A midweek lunch at Cafe Atlantico has the tone of a Friday night on the town. Not that bass sounds and cigarette smoke roll through like warm fronts, or that people don’t tend to their fair share of business. It’s that the customers here burn their lunch hour with a visible glee, cajoling the waiter as he makes guacamole from scratch in a stone molcajete or flirting with workmates over plates of Jamaican jerk chicken and open day-planners.

If eating at Cafe Atlantico feels like recess without the jungle gym, blame the interior decorator, who spared no expense decking out the restaurant’s new space like a yuppie playpen. The brick building has been cut into four levels. There’s no dining on the second floor, just the kitchen and a small walkway that doubles as a balcony overlooking the bar and the multicolored benches in the street-level dining area. The top two floors are more intimate and secluded; a giant parrot hanging at eye level makes it feel as though we’re dining in a jungle tree fort. The place would make a great nightclub.

But here’s hoping Atlantico remains a restaurant—not only is the cellular-phone-and-cheesy-suit factor high enough already, but the food is exquisite. Like its interior, Atlantico’s cuisine is funky, touching on different Latin and Caribbean flavors not dish by dish but bite by bite.

Atlantico’s staff has obviously been instructed that the restaurant’s food is not just foreign to some customers but potentially strange: On several occasions, different waiters suggest we order something else, fearing that a particular dish, as one puts it, “you might find a little much.” But aside from the kidneys and sweetbreads, which come with the parrillada and probably won’t appeal to anyone who’s not down with organ meats, the warnings aren’t necessary.

Credit the sweet potatoes and a healthy amount of ginger for making Atlantico’s tuna ceviche the finest I’ve ever had. And it’s not even the best appetizer. In a three-way tie, that title goes to the empanadilla, basically a chorizo-stuffed empanada with some cilantro sauce for dipping, the hearty Mexican mushroom quesadilla, and the Dominican quipes, beef-and-wheat fritters served with a refreshing papaya salad. Like most of the food that comes out of Atlantico’s kitchen, these dishes are visually stunning; they appear to have been designed by an artist heavily dosed on psychedelics. Our waiter cautions us about the crepas de huitlacoche, but we wisely ignore him; the blue-cheese sauce covering these truffle-stuffed crepes is hardly pungent—just sublime.

Atlantico’s most impressive multicultural hybrids are the seafood entrees.
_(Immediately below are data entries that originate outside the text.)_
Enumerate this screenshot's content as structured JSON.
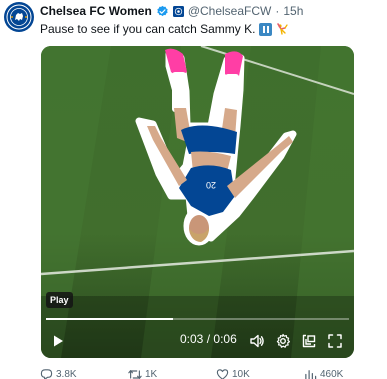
{
  "tweet": {
    "display_name": "Chelsea FC Women",
    "handle": "@ChelseaFCW",
    "separator": "·",
    "time": "15h",
    "text": "Pause to see if you can catch Sammy K.",
    "avatar": "chelsea-crest"
  },
  "video": {
    "tooltip": "Play",
    "current_time": "0:03",
    "duration": "0:06",
    "time_separator": "/",
    "progress_percent": 42,
    "player_number": "20"
  },
  "actions": {
    "replies": "3.8K",
    "reposts": "1K",
    "likes": "10K",
    "views": "460K"
  },
  "colors": {
    "verified": "#1d9bf0",
    "chelsea_blue": "#034694",
    "pitch": "#3f6e2c",
    "boots": "#ff3ea5"
  }
}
There’s always a special fish of the day prepared Veracruz-style, cooked with jalapenos, capers, tomatoes, and onions, as well as olives galore—both whole and in a sumptuous paste. The banana peel covering the roasted salmon doesn’t have much effect on the dish’s taste, but an elegant saffron sauce does, and the plaintain puree that comes on the side is not to be missed. Asopao is a creamy Puerto Rican stew of shrimp and crab with a crisp and wonderful crab slaw scooped into the middle of it.

Atlantico’s entrees are bursting with lovingly rendered details, so don’t be surprised if you’re less taken with the actual quail in the tamal fingido than with the blend of plump mushrooms that fills its cavity or the lush puddle of creamed corn underneath. The portobello steak hugs a distinctive Mexican truffle, and the avocado mash plopped to its side is actually preferable to the fresh guac. If your meal doesn’t already come with quinoa, order some; brought to life by a Chilean red-wine sauce, it’s like a sunny, renegade strain of couscous.

Given that four of us on one night eat like starving linebackers, drink a bottle of wine, order after-dinner coffees, and still only pay around a hundred bucks total, I don’t much care that our waiter botches the wine presentation, drips some on our appetizers, and then later has to return to double-check our entree order. It strikes me as over the top, however, when a passing waitress spills coffee on me and doesn’t even stop to apologize, or laugh.

Even if rumors of an imminent price hike are true, Atlantico currently qualifies as a downtown bargain. And with food this good, the indifference is easy to swallow.

Cafe Atlantico, 405 8th St. NW. (202) 393-0812.

Hot Plate:

At the rear of Lotte Plaza, a warehouselike Asian grocery where you can buy fresh kim chee by the pound, is a cafeteria that serves some of the most authentic Asian cuisine outside the District. The restaurant gets its food straight from the store, which incidentally has a gigantic seafood counter, and the freshness shows. Some of the squid tentacles floating in the Jamp Pong’s spicy broth are as thin and long as the homemade noodles and cooked perfectly firm. Be sure to try the bean sauce at the condiment bar.